In a little while the woman brought in the pail of water, and by and by, tramp! tramp! came the giant. He began to sniff as soon as he entered the kitchen. "Fe-fi-fo-fum! I smell fresh meat!" he said.

"Do you?" said his wife. "Supposing we look around, then. If there's anybody hiding here it's likely to be in the oven."

So they both went to the oven, but luckily Jack was not there. "Well," said the giant's wife, "it's empty, and I thought it would be, and I'm tired of hearing your fe-fi-fo-fum!"

The giant wanted to look farther, but his wife said, "No, I won't have you messing up the house. I know just how you would do it. You would turn everything that you could lay your hands on topsy-turvy. Besides, your supper is ready."

So the giant sat down and had his supper. After he had eaten, he said, "Wife, bring me the hen that lays the golden eggs."

She brought the hen and put it on the table. "If you don't need me any more, my dearie," said she, "I will go to the next room to finish some sewing I have there."

"No, I don't need you," replied the giant, "go along." Then he took the little hen, and said, "Lay;" and the hen laid an egg of solid gold.

The giant took the egg in his hand, and looked at it for a while; but pretty soon he fell asleep and snored so that the house shook. Then Jack crept out of the closet and climbed on a chair by the table and grabbed the little hen and ran. That frightened the hen, and it gave a cackle which woke the giant. He sat up and rubbed his eyes, and Jack, who was now out of the door, heard him calling, "Wife, wife, what have you done with my golden hen?"

Jack heard her come hurrying to the kitchen from the next room and asking, "Why, my dear?"

But Jack kept running, and he got too far away to hear any more. In a short time he came to the bean-stalk, and shouted, "Hump it and bump it and down I go!" and soon he was at the foot of the bean-stalk and went into the house to his mother.

They took the best of care of the hen, and every day Jack told it to lay, and it laid a golden egg. But after a time Jack went up the bean-stalk again, and he kept going up every few days, until he had carried off pretty much all that the giant had. Finally, one night he tried to get the giant's bed-quilt. The quilt was made of silk of many colors, and it had beautiful jewels on it, and all along the edge were little silver bells that went tinkle, tinkle when Jack began to pull it.

The giant heard the bells and called out, "Who's round my house this dark, dismal night?"

Jack kept perfectly still until the giant was snoring, and then he pulled the quilt off a little farther. The bells went tinkle, tinkle, and the giant woke up and called out, "Who's round my house this dark, dismal night?"

So Jack stopped pulling and stayed as quiet as a mouse; but every time the giant fell asleep Jack got the bed-quilt a little farther off, till at last he had it all, and ran away with it. However, the bells made such a jingling as Jack ran that the giant was roused from his sleep and jumped up and started after him. Jack ran very swiftly, and got to the bean-stalk first. "Hump it and bump it and down I go," he shouted, and it did not take him long to get to his mother's garden.

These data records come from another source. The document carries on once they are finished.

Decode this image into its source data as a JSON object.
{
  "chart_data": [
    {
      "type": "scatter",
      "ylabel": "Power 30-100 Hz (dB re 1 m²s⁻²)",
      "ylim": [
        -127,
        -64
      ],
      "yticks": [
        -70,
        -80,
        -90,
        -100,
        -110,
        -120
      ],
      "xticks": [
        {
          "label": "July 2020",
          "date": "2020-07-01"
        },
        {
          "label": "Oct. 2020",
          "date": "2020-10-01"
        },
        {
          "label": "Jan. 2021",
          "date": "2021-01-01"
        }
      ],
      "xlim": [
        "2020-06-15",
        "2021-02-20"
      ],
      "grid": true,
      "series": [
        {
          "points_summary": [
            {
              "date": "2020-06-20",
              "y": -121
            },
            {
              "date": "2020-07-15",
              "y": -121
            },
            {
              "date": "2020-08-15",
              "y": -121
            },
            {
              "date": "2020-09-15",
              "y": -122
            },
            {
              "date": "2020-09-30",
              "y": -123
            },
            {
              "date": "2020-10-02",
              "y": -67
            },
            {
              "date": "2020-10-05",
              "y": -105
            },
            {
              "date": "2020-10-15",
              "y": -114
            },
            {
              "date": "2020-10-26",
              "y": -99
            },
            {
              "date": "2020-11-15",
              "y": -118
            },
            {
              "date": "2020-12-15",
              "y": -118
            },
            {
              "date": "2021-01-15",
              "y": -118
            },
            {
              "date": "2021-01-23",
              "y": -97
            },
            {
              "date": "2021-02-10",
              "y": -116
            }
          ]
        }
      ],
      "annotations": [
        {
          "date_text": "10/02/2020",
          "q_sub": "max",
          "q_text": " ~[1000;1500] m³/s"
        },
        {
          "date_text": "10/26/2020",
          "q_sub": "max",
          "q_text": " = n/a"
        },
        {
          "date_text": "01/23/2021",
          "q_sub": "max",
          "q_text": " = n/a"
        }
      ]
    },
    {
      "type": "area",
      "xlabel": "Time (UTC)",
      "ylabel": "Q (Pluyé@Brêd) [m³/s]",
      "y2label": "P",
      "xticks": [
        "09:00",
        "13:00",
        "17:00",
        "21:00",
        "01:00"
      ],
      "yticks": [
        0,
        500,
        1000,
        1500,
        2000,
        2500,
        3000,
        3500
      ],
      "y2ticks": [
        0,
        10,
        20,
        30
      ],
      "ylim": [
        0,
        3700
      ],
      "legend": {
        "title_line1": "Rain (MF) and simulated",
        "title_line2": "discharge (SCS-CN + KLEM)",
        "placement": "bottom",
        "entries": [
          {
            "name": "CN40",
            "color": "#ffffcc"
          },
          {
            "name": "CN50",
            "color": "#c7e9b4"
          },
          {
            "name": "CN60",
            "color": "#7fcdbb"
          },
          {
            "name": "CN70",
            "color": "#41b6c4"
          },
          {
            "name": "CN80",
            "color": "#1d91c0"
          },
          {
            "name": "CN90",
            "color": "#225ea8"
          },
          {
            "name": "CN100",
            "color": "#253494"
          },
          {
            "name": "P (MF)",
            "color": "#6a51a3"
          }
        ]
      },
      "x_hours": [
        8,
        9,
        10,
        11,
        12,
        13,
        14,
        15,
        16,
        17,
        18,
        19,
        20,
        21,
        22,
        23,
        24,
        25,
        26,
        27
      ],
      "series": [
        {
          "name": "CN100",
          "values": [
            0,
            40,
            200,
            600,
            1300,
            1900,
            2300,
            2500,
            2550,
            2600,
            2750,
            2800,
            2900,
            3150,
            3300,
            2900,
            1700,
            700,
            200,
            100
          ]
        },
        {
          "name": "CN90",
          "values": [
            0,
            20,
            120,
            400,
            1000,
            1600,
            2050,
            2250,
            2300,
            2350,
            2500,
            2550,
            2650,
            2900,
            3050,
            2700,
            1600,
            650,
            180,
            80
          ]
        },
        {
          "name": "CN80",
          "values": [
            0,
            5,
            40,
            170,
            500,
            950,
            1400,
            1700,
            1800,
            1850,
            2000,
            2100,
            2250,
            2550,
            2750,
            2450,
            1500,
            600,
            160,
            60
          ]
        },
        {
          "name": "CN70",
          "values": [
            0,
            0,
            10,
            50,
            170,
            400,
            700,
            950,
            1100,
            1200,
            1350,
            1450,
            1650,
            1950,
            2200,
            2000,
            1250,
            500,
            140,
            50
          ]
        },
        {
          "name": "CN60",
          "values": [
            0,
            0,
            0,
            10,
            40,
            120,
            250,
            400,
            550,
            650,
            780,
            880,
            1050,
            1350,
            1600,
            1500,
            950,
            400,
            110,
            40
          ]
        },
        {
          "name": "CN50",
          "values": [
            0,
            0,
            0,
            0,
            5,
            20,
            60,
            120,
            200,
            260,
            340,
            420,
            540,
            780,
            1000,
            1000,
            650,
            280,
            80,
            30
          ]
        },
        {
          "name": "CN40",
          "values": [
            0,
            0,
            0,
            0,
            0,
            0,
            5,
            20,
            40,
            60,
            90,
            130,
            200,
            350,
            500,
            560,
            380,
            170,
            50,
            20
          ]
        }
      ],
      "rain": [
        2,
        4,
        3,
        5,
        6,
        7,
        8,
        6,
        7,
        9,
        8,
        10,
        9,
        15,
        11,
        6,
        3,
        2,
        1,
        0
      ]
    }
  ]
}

But the giant was climbing down the bean-stalk after him, and the bean-stalk was shaking beneath the monster's weight. Jack could hear the giant coming, and when he looked up he saw the giant's legs just appearing through the clouds. Then Jack hurried to the woodshed and got a hatchet and began to chop at the bean-stalk. The giant felt the bean-stalk quiver, and stopped to look down to find out what was the matter. Just at that moment Jack gave a blow with his hatchet that brought bean-stalk, giant, and all tumbling to the earth, and that was the end of the wicked giant.

As for Jack and his mother, they were rich people after that.